Initier un dialogue autour des riches vies en ligne des jeunes
Observer Ibelin évoluer dans le monde fictif d’Azeroth apporte une dimension dynamique à la conclusion du documentaire, qui présente les obsèques réelles de Mats, où quelques membres de la guilde sont venus faire des éloges. Leurs hommages à un ami qu’ils ne connaissaient que virtuellement soulignent à quel point Robert et Trude ignoraient peu leur fils. « Nous avons pris conscience que c’était un point aveugle important », admet Robert. « Nous avons été très présents dans la vie de nos enfants, à une exception près : celle de leur vie numérique. Nous avons probablement passé cinq minutes sur ce sujet, et nous avons condamné ce qu’ils faisaient sur l’écran. »
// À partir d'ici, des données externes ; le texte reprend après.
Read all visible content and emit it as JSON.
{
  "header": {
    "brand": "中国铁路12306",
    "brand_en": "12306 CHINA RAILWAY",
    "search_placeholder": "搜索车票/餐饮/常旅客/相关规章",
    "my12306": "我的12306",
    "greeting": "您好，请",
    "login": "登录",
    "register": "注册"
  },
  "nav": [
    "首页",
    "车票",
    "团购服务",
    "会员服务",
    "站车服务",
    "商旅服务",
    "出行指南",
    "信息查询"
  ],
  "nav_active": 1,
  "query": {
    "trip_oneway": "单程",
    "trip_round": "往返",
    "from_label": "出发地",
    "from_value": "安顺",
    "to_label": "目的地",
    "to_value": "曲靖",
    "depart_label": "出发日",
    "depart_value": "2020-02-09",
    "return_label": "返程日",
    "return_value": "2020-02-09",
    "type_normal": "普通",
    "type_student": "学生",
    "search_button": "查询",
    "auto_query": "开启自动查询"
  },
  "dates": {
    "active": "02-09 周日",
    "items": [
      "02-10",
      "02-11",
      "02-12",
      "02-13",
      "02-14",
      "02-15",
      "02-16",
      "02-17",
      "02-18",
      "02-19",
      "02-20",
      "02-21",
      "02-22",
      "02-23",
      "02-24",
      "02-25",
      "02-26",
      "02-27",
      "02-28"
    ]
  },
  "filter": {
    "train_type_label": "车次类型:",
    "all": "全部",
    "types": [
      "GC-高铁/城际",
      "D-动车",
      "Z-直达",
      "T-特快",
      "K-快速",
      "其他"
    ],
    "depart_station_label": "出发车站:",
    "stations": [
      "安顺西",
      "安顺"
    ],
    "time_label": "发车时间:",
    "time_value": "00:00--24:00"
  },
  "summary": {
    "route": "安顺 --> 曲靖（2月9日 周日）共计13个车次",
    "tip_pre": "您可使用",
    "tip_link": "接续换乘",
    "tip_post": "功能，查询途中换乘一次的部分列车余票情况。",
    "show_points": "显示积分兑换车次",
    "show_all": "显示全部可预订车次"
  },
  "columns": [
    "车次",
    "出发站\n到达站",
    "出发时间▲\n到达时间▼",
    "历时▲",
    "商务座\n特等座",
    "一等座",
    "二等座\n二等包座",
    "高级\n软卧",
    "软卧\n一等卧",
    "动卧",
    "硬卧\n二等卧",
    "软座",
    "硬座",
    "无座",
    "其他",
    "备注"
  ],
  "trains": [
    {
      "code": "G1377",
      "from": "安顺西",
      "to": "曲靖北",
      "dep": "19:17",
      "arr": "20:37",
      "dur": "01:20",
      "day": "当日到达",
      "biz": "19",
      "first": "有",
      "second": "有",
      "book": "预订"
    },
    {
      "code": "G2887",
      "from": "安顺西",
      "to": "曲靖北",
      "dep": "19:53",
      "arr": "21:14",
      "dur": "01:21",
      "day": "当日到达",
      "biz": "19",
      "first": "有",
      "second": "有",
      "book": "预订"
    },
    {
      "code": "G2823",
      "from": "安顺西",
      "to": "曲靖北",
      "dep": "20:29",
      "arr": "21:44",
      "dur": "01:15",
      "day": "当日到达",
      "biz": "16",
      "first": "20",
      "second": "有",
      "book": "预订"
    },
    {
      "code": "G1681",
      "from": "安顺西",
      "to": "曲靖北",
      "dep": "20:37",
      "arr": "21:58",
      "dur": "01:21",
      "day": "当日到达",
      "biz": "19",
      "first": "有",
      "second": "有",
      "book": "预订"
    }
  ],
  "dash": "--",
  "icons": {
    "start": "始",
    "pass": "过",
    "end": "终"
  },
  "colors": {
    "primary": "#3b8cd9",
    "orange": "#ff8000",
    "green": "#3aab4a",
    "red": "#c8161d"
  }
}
Depuis la première de Ibelin en janvier au Festival du film Sundance, où il a remporté le prix du public et le prix du réalisateur, Robert estime avoir vu le documentaire 156 fois. Lui et Trude ont participé à des séances de questions-réponses après les projections, partageant davantage sur la vie de Mats et plaidant pour que les parents s’engagent davantage avec leurs enfants et comprennent leurs habitudes de jeu vidéo et leurs communautés sociales. « Nous devrions avoir plus de respect et de compréhension », assure Robert. « Et lorsque nous développons cette compréhension, nous pouvons également reprendre le rôle de parent dans la vie numérique de nos enfants, où nous sommes encore presque absents en 2024. »
Robert et Trude sont restés en contact avec les membres de Starlight, allant même jusqu’à créer leur propre avatar WoW commun dans l’espoir d’acquérir suffisamment de niveaux pour rejoindre la guilde. C’est l’un des nombreux effets positifs que le documentaire a eus, bien que Ree soit le plus fier du dialogue intergénérationnel qui a déjà commencé à se mettre en place. Lors d’une des premières projections organisées par Netflix, le réalisateur se souvient d’un adolescent de 15 ans s’approchant de lui pour lui expliquer que les seuls amis qu’il avait jamais eus étaient en ligne. « Merci d’avoir réalisé ce film », lui a-t-il dit. « Je peux le montrer à mes parents et ils comprendront mieux pourquoi le jeu est si important pour moi. »
Notre point de vue
Cette histoire poignante nous rappelle à quel point la vie numérique des jeunes peut être riche et significative, loin des stéréotypes souvent associés au monde des jeux vidéo. La connexion humaine qui peut se tisser par le biais de ces plateformes est souvent sous-estimée. En tant que société, nous devons réévaluer notre perception des interactions en ligne et encourager un dialogue ouvert entre parents et enfants sur leurs vies numériques. Reconnaître la valeur de ces communautés pourrait non seulement renforcer les liens familiaux, mais également favoriser une meilleure compréhension des enjeux et des défis auxquels les jeunes font face dans un monde de plus en plus digitalisé. Il est essentiel de construire des ponts entre les générations pour mieux naviguer dans cet univers. Nous avons tous à gagner à enrichir notre perception de l’importance des relations virtuelles qui, comme nous le prouve l’histoire de Mats Steen, peuvent avoir un impact profond sur la vie des individus.